不能乱说,有些话更是只能听进耳里,却永远不能自口中道出。
倘若钟清池并非一夜之间横死,方掌柜也不会说出这个曾经答应过钟清池绝不外传的话。
玉拾听后,只觉得方掌柜这样忠心耿耿的帮工实在难得,又肯为了横死的东家冒险向她觐言,如此将生死置之度外,让她看着方掌柜的眼神都变得温和亲近许多。
玉拾喝了一口龙井,放下茶杯问道:
“方掌柜可曾想过,今日你对我所言的这些事,只要我从这酒馆出去,暗中注意着附马爷被刺杀一案的人很有可能就会来杀你灭口?”

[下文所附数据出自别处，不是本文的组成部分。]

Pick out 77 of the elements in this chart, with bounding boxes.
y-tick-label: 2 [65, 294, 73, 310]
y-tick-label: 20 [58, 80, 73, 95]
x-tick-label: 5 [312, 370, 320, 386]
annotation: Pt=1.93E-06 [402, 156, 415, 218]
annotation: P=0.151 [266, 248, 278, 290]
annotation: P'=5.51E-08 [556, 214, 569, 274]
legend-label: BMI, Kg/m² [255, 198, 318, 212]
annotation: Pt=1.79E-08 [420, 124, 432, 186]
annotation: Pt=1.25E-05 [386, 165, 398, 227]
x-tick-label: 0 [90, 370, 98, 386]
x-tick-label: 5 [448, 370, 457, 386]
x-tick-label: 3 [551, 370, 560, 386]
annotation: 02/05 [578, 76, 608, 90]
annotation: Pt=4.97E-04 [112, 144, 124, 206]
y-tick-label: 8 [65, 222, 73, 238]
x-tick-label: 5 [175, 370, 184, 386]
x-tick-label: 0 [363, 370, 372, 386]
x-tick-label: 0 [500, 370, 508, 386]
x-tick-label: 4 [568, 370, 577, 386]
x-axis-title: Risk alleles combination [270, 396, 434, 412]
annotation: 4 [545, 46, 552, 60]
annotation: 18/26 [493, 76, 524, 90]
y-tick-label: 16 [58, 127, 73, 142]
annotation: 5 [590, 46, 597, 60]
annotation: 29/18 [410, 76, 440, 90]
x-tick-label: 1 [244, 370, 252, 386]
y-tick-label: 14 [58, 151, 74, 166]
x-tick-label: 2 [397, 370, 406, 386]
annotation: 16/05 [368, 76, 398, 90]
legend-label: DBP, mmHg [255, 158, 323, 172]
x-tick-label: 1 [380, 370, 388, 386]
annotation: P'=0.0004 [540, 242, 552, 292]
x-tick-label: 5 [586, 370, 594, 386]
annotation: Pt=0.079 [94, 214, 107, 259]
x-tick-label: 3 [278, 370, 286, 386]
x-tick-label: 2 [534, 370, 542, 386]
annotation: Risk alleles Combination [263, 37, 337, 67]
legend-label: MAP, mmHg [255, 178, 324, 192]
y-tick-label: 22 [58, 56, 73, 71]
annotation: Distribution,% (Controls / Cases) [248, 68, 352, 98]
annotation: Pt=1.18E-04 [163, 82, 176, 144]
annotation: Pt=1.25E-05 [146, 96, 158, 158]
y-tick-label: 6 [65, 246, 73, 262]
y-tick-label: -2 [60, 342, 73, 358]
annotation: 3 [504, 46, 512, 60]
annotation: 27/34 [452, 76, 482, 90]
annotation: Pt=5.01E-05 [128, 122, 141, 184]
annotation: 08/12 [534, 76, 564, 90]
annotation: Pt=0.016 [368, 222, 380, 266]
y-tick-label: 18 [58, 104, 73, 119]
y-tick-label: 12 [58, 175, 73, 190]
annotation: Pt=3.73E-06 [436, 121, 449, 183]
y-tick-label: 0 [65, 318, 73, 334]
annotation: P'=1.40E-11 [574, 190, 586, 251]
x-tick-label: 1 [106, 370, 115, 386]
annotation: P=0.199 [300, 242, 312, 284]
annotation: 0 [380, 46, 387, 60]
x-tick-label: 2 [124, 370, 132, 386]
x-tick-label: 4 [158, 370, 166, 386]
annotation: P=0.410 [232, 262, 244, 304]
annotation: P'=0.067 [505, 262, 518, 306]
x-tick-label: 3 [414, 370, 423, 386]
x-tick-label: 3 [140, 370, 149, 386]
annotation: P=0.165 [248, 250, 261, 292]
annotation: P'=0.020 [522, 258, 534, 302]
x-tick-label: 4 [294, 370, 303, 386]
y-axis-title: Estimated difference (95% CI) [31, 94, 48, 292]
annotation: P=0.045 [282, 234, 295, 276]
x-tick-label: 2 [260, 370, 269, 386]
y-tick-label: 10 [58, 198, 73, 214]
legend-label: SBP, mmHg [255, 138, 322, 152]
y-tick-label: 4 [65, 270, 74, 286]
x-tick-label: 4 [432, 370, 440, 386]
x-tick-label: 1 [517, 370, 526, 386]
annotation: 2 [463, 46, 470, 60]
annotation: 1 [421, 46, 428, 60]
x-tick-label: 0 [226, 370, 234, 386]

方掌柜显然如玉拾先前所想,是真的将生死置之度外,闻言也只是一笑:
“大人若是能为小民的东家查出凶手,并将凶手绳之于法,小民便是此刻死了,也是无憾!”
听着方掌柜无所畏惧的话,其眼里又是满满的坚定,玉拾又问:
“那么方掌柜选择将你所知的事情告知于我,又是为什么?难道方掌柜未曾想过去找户部杨尚书么?”
方掌柜摇了摇头,神色微微黯淡,颇为失望地说道:
“东家在世时曾与小民说过,这家酒馆,杨尚书是不晓得的,小民的存在,杨尚书自然也是不晓得,但东家曾与杨尚书提过公主殿下所作所为,却未料杨尚书不仅不曾为东家抱不平,反而怒斥东家,说‘男子主外,女子主内,实乃应当’这样的话!”
杨演此言,无非是完全同意朱蓉支配钟清池在外私业赚得的所有银两。